This is part of String Search Overview, Coverage and API.
I propose the following changes to string methods. These would:
a) Provide functional completeness to a large degree
b) Bring string API a bit closer to re
c) eliminate r.*
naming inconsistency.
1. str.count
Add maxcount
argument. So that new api is:
str.count(self, sub[, start[, end]], /, maxcount=-1)
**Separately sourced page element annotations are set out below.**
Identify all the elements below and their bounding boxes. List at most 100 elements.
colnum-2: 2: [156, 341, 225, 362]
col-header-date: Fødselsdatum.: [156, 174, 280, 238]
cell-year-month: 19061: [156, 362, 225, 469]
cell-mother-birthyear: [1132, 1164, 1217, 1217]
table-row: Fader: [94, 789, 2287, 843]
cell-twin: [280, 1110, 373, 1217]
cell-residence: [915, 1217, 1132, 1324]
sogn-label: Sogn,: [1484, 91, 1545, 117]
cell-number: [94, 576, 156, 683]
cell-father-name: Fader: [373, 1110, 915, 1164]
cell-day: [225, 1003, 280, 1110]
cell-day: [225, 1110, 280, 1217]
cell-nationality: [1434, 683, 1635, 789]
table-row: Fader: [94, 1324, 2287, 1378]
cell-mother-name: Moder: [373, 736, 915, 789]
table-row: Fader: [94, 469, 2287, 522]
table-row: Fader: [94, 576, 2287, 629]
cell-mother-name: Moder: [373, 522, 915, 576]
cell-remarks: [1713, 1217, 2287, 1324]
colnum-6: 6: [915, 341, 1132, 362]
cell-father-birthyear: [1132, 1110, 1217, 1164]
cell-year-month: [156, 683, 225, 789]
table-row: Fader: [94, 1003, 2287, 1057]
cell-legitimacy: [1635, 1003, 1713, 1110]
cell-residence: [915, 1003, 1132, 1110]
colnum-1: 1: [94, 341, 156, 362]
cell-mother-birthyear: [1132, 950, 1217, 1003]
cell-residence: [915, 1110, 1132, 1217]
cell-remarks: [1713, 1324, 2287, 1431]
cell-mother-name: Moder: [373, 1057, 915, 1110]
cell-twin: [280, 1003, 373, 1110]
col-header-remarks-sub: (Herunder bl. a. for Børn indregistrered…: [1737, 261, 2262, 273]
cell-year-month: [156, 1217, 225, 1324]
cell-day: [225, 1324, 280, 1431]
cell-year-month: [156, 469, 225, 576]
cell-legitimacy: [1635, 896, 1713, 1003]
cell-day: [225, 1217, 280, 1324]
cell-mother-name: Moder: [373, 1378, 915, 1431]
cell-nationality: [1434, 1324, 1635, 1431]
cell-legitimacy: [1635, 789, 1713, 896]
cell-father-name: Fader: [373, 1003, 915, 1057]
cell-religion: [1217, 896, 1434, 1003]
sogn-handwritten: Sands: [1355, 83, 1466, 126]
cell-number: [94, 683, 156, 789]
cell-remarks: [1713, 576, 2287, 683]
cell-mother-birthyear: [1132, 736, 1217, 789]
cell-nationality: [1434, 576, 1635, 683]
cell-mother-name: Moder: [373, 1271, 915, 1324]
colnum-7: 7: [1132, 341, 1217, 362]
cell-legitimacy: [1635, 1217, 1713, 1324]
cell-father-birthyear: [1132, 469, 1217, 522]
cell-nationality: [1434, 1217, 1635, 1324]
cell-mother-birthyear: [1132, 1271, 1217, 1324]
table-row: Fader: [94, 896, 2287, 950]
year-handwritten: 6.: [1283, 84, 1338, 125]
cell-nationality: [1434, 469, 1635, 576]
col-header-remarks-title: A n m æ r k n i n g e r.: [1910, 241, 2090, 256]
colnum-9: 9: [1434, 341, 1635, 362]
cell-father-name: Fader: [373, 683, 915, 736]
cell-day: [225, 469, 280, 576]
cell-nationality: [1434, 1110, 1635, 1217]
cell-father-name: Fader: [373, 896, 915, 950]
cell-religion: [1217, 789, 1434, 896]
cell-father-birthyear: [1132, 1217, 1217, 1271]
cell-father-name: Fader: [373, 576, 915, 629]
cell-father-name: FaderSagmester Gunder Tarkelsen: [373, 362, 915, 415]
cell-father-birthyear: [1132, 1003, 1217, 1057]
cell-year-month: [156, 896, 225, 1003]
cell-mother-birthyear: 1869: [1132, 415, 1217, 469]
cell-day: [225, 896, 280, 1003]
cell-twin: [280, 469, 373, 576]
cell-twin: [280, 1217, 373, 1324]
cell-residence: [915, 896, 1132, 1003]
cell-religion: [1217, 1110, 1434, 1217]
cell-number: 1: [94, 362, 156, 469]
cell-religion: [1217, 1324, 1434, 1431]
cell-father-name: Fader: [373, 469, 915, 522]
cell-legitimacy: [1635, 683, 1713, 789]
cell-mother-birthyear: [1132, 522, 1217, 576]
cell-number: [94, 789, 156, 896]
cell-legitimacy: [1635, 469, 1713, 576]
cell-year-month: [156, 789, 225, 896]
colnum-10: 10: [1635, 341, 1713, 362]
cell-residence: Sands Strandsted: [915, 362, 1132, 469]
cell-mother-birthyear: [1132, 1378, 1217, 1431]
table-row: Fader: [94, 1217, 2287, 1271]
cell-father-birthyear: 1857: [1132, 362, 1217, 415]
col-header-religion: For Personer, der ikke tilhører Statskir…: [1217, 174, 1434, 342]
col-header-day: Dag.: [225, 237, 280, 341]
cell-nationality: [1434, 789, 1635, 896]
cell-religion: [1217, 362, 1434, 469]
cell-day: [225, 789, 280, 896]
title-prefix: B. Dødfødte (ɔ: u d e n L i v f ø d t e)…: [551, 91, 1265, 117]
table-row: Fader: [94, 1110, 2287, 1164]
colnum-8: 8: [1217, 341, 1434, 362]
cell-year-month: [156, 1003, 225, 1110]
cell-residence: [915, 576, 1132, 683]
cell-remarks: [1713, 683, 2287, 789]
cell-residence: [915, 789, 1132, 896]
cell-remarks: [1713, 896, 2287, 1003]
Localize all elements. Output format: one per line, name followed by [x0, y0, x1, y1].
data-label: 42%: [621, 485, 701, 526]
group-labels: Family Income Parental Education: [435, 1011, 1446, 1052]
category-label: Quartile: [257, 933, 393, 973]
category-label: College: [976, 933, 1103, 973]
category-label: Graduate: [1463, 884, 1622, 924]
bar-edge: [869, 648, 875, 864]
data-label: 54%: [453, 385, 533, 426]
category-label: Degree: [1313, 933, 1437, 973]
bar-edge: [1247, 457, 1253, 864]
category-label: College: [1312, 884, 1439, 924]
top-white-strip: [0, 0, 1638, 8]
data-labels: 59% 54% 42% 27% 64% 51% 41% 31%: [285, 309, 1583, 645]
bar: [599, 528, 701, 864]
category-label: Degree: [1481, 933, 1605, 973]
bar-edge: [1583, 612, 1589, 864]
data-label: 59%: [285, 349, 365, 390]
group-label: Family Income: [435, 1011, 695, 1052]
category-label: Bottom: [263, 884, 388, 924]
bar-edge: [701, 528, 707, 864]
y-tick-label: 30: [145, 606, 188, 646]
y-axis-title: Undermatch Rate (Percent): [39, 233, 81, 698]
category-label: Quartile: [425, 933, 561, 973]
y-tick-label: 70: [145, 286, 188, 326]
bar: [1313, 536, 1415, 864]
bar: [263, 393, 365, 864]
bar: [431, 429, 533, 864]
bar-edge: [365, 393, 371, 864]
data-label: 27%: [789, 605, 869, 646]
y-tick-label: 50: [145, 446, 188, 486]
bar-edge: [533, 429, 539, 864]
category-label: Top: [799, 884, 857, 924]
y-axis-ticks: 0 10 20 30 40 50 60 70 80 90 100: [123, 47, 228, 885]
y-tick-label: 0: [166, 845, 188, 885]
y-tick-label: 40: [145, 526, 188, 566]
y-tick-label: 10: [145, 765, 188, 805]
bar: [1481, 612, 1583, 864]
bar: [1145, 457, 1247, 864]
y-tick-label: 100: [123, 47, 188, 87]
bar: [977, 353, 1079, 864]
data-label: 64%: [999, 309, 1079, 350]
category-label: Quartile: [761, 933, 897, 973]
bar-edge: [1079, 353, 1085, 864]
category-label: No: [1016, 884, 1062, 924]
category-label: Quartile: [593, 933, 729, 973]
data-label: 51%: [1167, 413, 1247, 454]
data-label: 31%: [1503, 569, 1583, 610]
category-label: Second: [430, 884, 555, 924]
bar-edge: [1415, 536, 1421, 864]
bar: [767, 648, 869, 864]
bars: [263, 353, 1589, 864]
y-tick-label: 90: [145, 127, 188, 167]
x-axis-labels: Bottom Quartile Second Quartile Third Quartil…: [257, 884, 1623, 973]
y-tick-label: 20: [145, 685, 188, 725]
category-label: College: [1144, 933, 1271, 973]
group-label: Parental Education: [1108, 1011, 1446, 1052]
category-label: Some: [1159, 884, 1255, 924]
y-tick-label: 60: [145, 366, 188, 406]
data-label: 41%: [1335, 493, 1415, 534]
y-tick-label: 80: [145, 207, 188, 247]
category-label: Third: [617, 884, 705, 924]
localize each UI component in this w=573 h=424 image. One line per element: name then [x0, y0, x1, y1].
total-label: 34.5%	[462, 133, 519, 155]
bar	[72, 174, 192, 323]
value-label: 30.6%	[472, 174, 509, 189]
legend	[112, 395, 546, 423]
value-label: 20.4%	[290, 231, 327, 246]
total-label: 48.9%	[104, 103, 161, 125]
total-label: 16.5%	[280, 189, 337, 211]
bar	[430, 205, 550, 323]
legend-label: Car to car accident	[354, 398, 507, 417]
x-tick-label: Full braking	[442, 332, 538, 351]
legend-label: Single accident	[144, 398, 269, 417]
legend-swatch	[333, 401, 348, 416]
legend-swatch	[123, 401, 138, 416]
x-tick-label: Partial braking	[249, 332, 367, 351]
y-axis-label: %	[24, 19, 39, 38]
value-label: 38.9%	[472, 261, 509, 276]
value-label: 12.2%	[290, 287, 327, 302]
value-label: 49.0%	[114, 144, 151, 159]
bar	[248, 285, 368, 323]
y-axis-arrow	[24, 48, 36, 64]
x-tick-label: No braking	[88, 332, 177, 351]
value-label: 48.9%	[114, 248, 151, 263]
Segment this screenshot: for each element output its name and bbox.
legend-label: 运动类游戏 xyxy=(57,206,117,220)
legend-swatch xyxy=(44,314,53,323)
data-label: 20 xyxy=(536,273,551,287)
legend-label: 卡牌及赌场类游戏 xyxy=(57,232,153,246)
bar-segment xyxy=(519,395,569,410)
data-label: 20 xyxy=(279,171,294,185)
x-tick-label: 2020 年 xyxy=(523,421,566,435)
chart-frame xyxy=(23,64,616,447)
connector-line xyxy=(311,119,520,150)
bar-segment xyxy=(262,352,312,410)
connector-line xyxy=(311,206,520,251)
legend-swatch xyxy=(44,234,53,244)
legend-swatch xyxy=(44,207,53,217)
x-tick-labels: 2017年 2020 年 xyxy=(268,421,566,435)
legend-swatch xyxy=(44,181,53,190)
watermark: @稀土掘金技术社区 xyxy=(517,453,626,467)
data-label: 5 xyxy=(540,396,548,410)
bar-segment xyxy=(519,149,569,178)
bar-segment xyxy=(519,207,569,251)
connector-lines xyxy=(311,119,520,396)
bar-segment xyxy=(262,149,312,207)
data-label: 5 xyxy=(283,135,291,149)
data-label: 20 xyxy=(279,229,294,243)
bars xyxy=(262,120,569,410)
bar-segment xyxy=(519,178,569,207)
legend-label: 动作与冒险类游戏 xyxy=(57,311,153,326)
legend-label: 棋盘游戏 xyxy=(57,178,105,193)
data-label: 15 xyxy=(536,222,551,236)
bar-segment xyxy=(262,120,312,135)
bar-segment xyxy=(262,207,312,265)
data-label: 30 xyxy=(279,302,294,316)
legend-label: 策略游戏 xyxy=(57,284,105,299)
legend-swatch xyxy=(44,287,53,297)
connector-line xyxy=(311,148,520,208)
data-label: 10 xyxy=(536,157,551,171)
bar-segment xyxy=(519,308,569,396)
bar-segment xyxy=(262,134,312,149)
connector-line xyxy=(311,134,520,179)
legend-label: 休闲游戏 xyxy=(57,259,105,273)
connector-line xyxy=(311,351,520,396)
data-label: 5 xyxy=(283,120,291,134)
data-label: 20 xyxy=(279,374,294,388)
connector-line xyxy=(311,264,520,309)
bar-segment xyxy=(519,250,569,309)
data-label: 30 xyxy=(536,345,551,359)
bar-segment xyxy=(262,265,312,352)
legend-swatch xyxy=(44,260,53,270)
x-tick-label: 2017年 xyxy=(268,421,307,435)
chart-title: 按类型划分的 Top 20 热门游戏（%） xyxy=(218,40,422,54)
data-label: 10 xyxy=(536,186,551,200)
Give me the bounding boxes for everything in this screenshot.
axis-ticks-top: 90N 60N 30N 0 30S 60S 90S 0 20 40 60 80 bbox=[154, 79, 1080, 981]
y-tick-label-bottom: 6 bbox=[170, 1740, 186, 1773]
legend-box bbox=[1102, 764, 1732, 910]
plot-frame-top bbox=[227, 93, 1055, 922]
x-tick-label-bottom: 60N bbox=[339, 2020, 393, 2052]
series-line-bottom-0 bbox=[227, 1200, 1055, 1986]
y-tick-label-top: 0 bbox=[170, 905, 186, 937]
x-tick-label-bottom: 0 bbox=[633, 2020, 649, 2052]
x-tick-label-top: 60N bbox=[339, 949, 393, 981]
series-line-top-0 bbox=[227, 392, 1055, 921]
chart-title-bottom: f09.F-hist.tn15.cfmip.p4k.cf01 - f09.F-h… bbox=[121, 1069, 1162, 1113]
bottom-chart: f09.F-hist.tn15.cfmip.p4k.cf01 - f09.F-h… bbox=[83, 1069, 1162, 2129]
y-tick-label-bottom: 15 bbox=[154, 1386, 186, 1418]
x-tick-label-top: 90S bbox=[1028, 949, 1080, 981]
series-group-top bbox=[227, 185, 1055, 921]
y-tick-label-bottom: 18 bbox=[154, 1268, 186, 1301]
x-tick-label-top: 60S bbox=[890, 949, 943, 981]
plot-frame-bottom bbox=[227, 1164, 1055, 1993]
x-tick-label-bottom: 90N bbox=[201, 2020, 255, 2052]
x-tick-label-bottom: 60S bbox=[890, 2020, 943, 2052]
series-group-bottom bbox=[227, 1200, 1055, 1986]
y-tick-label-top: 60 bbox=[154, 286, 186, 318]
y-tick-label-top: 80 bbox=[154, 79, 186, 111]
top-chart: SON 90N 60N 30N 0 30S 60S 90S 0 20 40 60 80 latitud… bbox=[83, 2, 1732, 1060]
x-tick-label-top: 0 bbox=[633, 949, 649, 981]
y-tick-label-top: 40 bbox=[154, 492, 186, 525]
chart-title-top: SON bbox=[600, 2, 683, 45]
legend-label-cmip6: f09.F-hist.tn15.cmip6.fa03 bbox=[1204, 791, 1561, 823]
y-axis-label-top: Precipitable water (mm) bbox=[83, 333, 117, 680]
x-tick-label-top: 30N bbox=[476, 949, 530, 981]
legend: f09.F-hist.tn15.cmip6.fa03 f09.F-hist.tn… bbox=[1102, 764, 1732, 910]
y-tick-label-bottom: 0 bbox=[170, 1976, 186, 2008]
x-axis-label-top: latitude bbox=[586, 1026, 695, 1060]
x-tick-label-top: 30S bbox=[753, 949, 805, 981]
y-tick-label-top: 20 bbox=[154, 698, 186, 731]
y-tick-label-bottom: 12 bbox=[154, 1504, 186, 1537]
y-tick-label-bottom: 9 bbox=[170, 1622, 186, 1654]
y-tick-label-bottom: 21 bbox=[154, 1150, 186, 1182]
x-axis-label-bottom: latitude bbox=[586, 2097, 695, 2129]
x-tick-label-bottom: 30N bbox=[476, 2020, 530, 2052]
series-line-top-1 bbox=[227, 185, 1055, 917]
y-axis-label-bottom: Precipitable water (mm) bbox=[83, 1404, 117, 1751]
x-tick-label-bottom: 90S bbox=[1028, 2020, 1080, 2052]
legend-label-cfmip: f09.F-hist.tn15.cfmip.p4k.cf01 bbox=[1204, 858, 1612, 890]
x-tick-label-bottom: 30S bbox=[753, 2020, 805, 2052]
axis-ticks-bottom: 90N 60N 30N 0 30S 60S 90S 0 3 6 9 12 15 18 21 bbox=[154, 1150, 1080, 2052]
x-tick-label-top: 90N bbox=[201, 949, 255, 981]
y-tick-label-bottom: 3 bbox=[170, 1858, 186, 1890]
This functionality is already in C, so all what is left is exposing it. There many use cases for str.count(...) <cmp> int
Regex for CPython repo or github: \.count\(.*\).*[><=]
Very low cost change with non-negligible benefits.
2. str.split - POSTPONED
add keepsep
argument, so that new api is:
str.split(self, /, sep=None, maxsplit=-1, keepsep=False)
a.k.a. re.split
when separator is grouped.
3. str.replace - POSTPONED
Return number of replacements. Either:
a) Add str.replacen
(a.k.a. re.subn
)
b) str.replace(..., withcount=False)
4. str.finditer (re.finditer
equivalent)
API equivalent to str.find
, but returns an iterator of starting positions of non-overlapping matches.
important component for further work on re
module.
Apart from the main reason, str.finditer
is also useful for cases when parsing text lines, but there is no need to split them all. Currently, calling str.find
many times is simply too slow to be worth it, although should be the optimal thing to do.
5. Reversion
Currently there are methods prefixed with r
: str.rfind
, str.rstrip
, …
However, r
means different things. There are 2 cases:
a) r
= right (vs left)
b) r
= reversed (vs forward)
Although they might seem the same, they are not. In case of b) it is either-either relationship. Either forward or reversed, where in case of a) it can be both - right/left/both.
So my proposal is instead to leave r
for - lstrip
/ rstrip
/ strip
and add rev=False
flag to all search related methods. These are all of the methods mentioned above + str.index
.
And to slowly deprecate str.rfind
, str.rsplit
, …
Benefits of this are:
a) API more in line with more general conventions. E.g. re.search
would have a flag / an argument to indicate reversed search, as opposed to introduce re.rsearch
. E.g. regex · PyPI
b) More compact and consistent API. Given reversed search is used much less frequently, a (by default disabled) flag for it is arguably a more compact exposition as opposed to separate method.
c) Elimination of possible confusion in meaning of r
, where 2 different concepts share the same API.
Finally, this is a natural simplifying change following direction agnostic implementation of string search. See gh-119702: New dynamic algorithm selection for string search (+ `rfind` alignment) by dg-pb · Pull Request #120025 · python/cpython · GitHub
To put into context
- Part 1 of this series is still waiting for someone brave enough to pick up a review: gh-119702: New dynamic algorithm selection for string search (+ `rfind` alignment) by dg-pb · Pull Request #120025 · python/cpython · GitHub.
- This one is Part 2.
- Part 3 is improvements in
re
module.
These 3 would bring a certain level of completeness/consistency in both functionality and computational efficiency for string search in Python.